The items below are excerpted from the Business Bankruptcy News Bulletin. A full issue contains information on dozens of troubled companies, as well as informational and analysis highlights and an examination of business bankruptcy matters. More information on subscribing to the Bulletin at http://usbj.biz/.

A Brief Look at Stocks and Bonds in a Chapter 11 Reorganization

During bankruptcy, bondholders will stop receiving interest and principal payments, and stockholders will stop receiving dividends. When the bankruptcy is concluded, if you are a bondholder, you may receive: new stock in exchange for your bonds, new bonds or a combination of stocks and bonds. If you are a stockholder, the trustee may ask you to send back your stock in exchange for shares in the reorganized company. The new shares may be fewer in number and be worth less. The reorganization plan will spell out your rights as an investor and what you can expect to receive, if anything, from the company.

Bankrupt Companies

Appliance Direct, a Melbourne, Fl.-based retail chain, filed Chapter 11 with the intention of reorganizing its finances and continuing operations. The filing includes Appliance Now Inc., Appliance Direct Management Inc. and the eight retail locations that made separate filings in the U.S. Bankruptcy Court  in Orlando. For more information contact the court at 866-879-1286.

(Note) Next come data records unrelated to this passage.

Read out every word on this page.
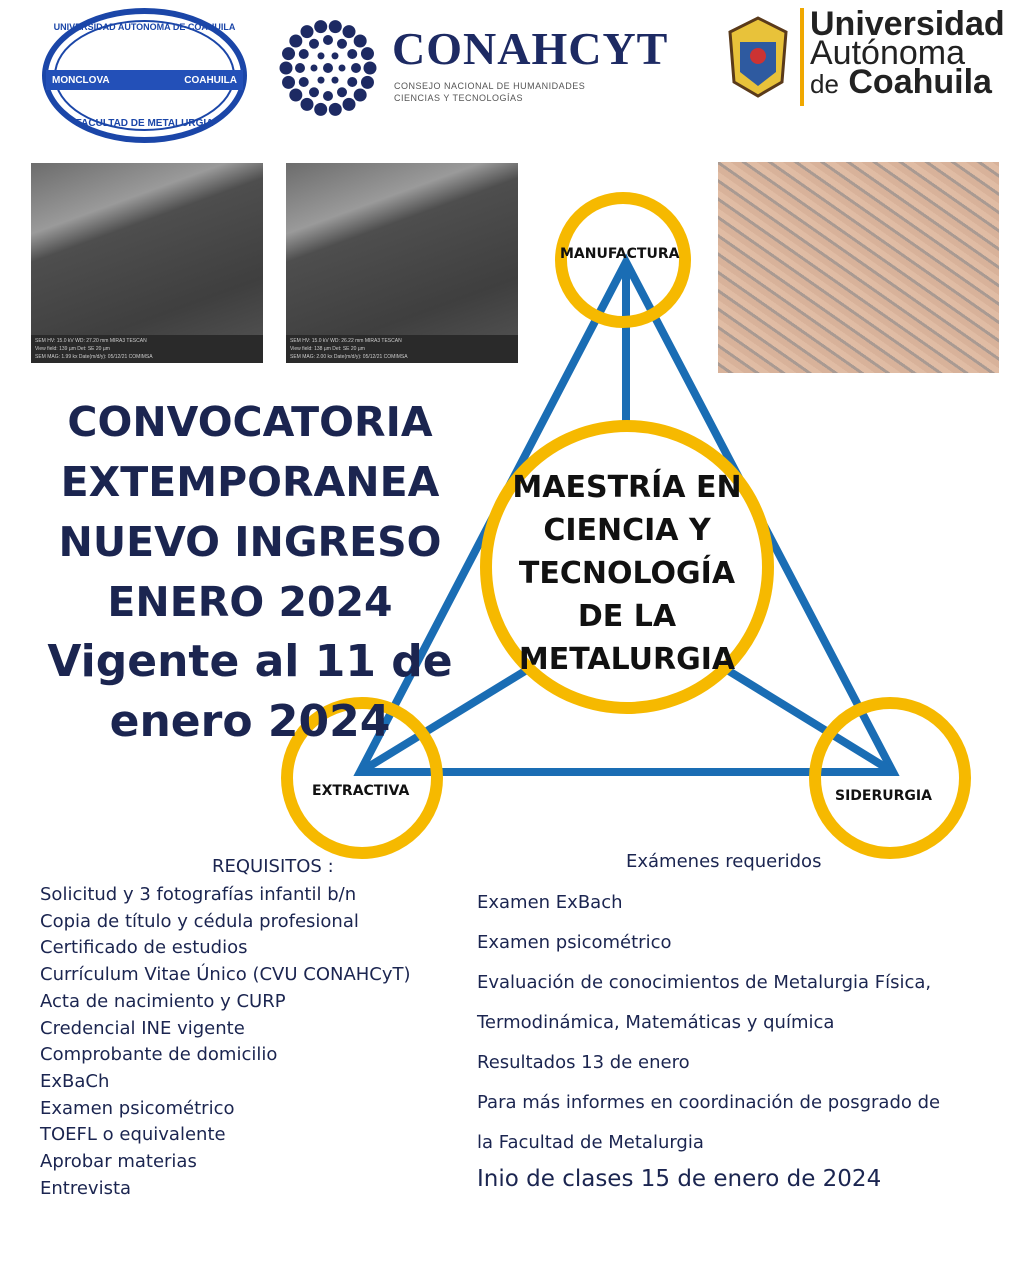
UNIVERSIDAD AUTONOMA DE COAHUILA
MONCLOVA	COAHUILA
FACULTAD DE METALURGIA
CONAHCYT
CONSEJO NACIONAL DE HUMANIDADES
CIENCIAS Y TECNOLOGÍAS
Universidad
Autónoma
de Coahuila
SEM HV: 15.0 kV WD: 27.20 mm MIRA3 TESCAN
View field: 139 µm Det: SE 20 µm
SEM MAG: 1.99 kx Date(m/d/y): 05/12/21 COMIMSA
SEM HV: 15.0 kV WD: 26.22 mm MIRA3 TESCAN
View field: 138 µm Det: SE 20 µm
SEM MAG: 2.00 kx Date(m/d/y): 05/12/21 COMIMSA
CONVOCATORIA
EXTEMPORANEA
NUEVO INGRESO
ENERO 2024
Vigente al 11 de
enero 2024
MAESTRÍA EN
CIENCIA Y
TECNOLOGÍA
DE LA
METALURGIA
MANUFACTURA
EXTRACTIVA	SIDERURGIA
REQUISITOS :
Solicitud y 3 fotografías infantil b/n
Copia de título y cédula profesional
Certificado de estudios
Currículum Vitae Único (CVU CONAHCyT)
Acta de nacimiento y CURP
Credencial INE vigente
Comprobante de domicilio
ExBaCh
Examen psicométrico
TOEFL o equivalente
Aprobar materias
Entrevista
Exámenes requeridos
Examen ExBach
Examen psicométrico
Evaluación de conocimientos de Metalurgia Física,
Termodinámica, Matemáticas y química
Resultados 13 de enero
Para más informes en coordinación de posgrado de
la Facultad de Metalurgia
Inio de clases 15 de enero de 2024
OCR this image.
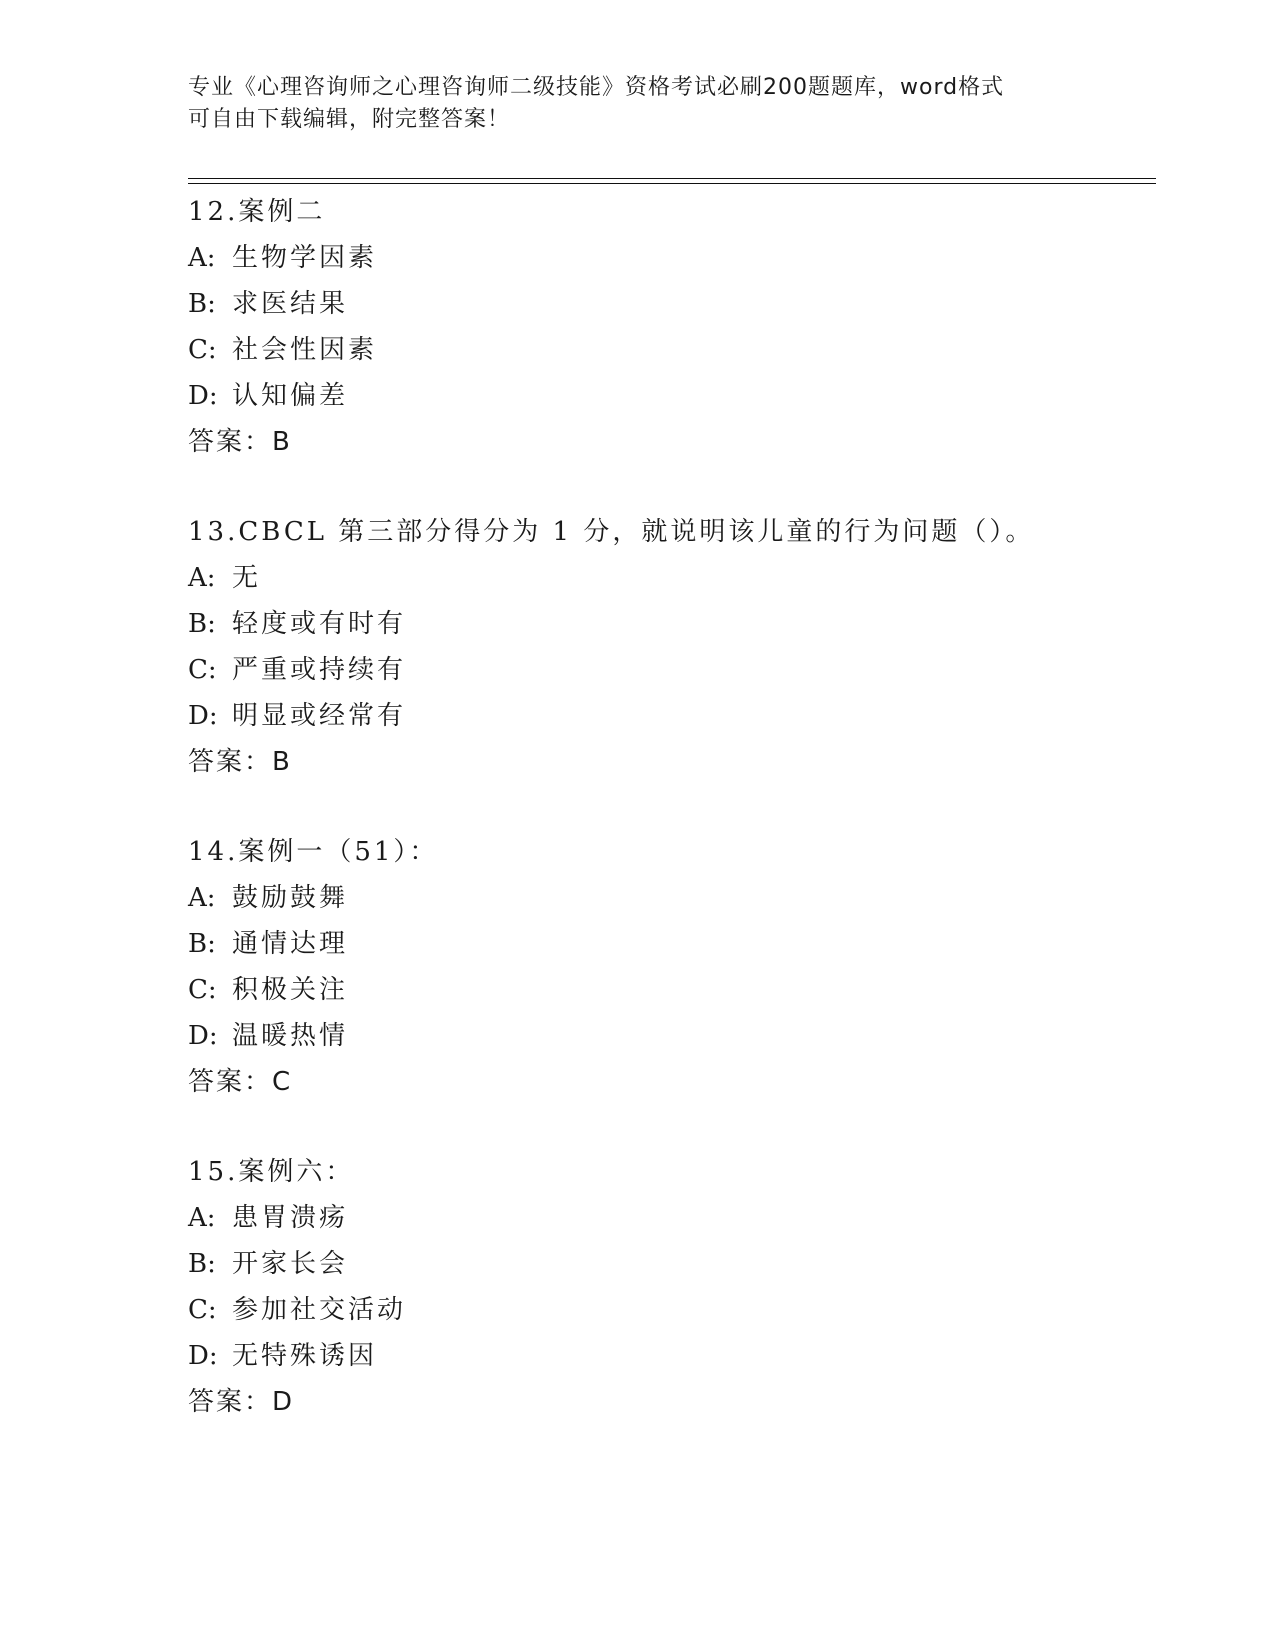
专业《心理咨询师之心理咨询师二级技能》资格考试必刷200题题库，word格式
可自由下载编辑，附完整答案！
12.案例二
A: 生物学因素
B: 求医结果
C: 社会性因素
D: 认知偏差
答案：B
13.CBCL 第三部分得分为 1 分，就说明该儿童的行为问题（）。
A: 无
B: 轻度或有时有
C: 严重或持续有
D: 明显或经常有
答案：B
14.案例一（51）：
A: 鼓励鼓舞
B: 通情达理
C: 积极关注
D: 温暖热情
答案：C
15.案例六：
A: 患胃溃疡
B: 开家长会
C: 参加社交活动
D: 无特殊诱因
答案：D
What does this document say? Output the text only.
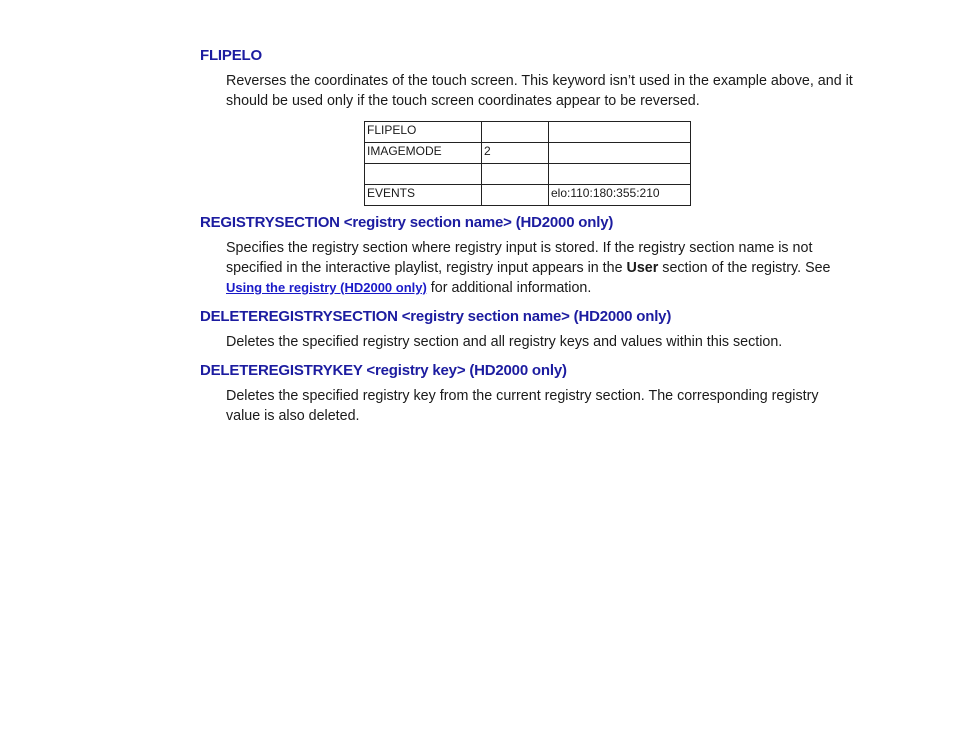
FLIPELO

Reverses the coordinates of the touch screen. This keyword isn’t used in the example above, and it should be used only if the touch screen coordinates appear to be reversed.

FLIPELO		
IMAGEMODE	2	

EVENTS		elo:110:180:355:210
REGISTRYSECTION <registry section name> (HD2000 only)

Specifies the registry section where registry input is stored. If the registry section name is not specified in the interactive playlist, registry input appears in the User section of the registry. See Using the registry (HD2000 only) for additional information.

DELETEREGISTRYSECTION <registry section name> (HD2000 only)

Deletes the specified registry section and all registry keys and values within this section.

DELETEREGISTRYKEY <registry key> (HD2000 only)

Deletes the specified registry key from the current registry section. The corresponding registry value is also deleted.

Blockbuster Inc. has seen a steering group of its debtor-in-possession lenders and others file an objection in the U.S. Bankruptcy Court to the video-rental firm’s request for approval of an amended and restated asset-purchase and sale agreement with Dish Network. Separately, Blockbuster won approval from the U.S. Bankruptcy Court to extend its exclusivity period for filing a reorganization plan until 8/29. The firm also now has until 10/18 to solicit acceptances for the plan.

Borders Group Inc. won approval from the U.S. Bankruptcy Court to pay out $6.6 million in bonuses to executives. The court determined that the bonuses, which are dependent on performance, are needed to keep key personnel on board. Bonuses of at least $7 million will be paid if executives can negotiate rent reductions of at least $10 million a year and management will get further bonuses if they are able to recover more than $95 million for the benefit of unsecured creditors. Meanwhile, the Ann Arbor, Mi.-based bookseller is trying to arrange another $50 million in financing as it continues to try to find a buyer and avoid having to liquidate.

Colonial BancGroup Inc.’s Chapter 11 exit plan is “premature”, according to the Federal Deposit Insurance Corp., which says that any plan must await a ruling of the U.S. Bankruptcy Court on the FDIC’s appeal of the court’s earlier ruling regarding Colonial’s failure to strengthen capital levels at its former Colonial Bank unit. According to the FDIC, Colonial’s main assets as specified in its reorganization plan are disputed. If the FDIC, as receiver in the case, succeeds in its appeal, Colonial will have to fix a $900 million deficit. And since it doesn’t have the financial wherewithal to do so, Colonial would likely have to convert its case to a Chapter 7 liquidation.

Lehman Brothers Holdings Inc. filed a joint Chapter 11 reorganization plan and disclosure statement in the U.S. Bankruptcy Court, in conjunction with certain affiliated debtors.

Scovill Fasteners Inc., a Clarksville, Ga. manufacturer of snap-closure buttons for the consumer and military markets, filed Chapter 11 under an agreement with creditors to sell nearly all of its assets to an affiliate of Global Equity Capital LLC. The sale of Scovill’s assets to the Global Equity affiliate, valued at $17 million in cash and expenses for assuming certain of Scovill’s contracts and liabilities, will be carried out through a court auction. Scovill’s filing, in the U.S. Bankruptcy Court in Gainesville, Ga., listed assets of between $10 million and $50 million and liabilities of between $100 million and $500 million.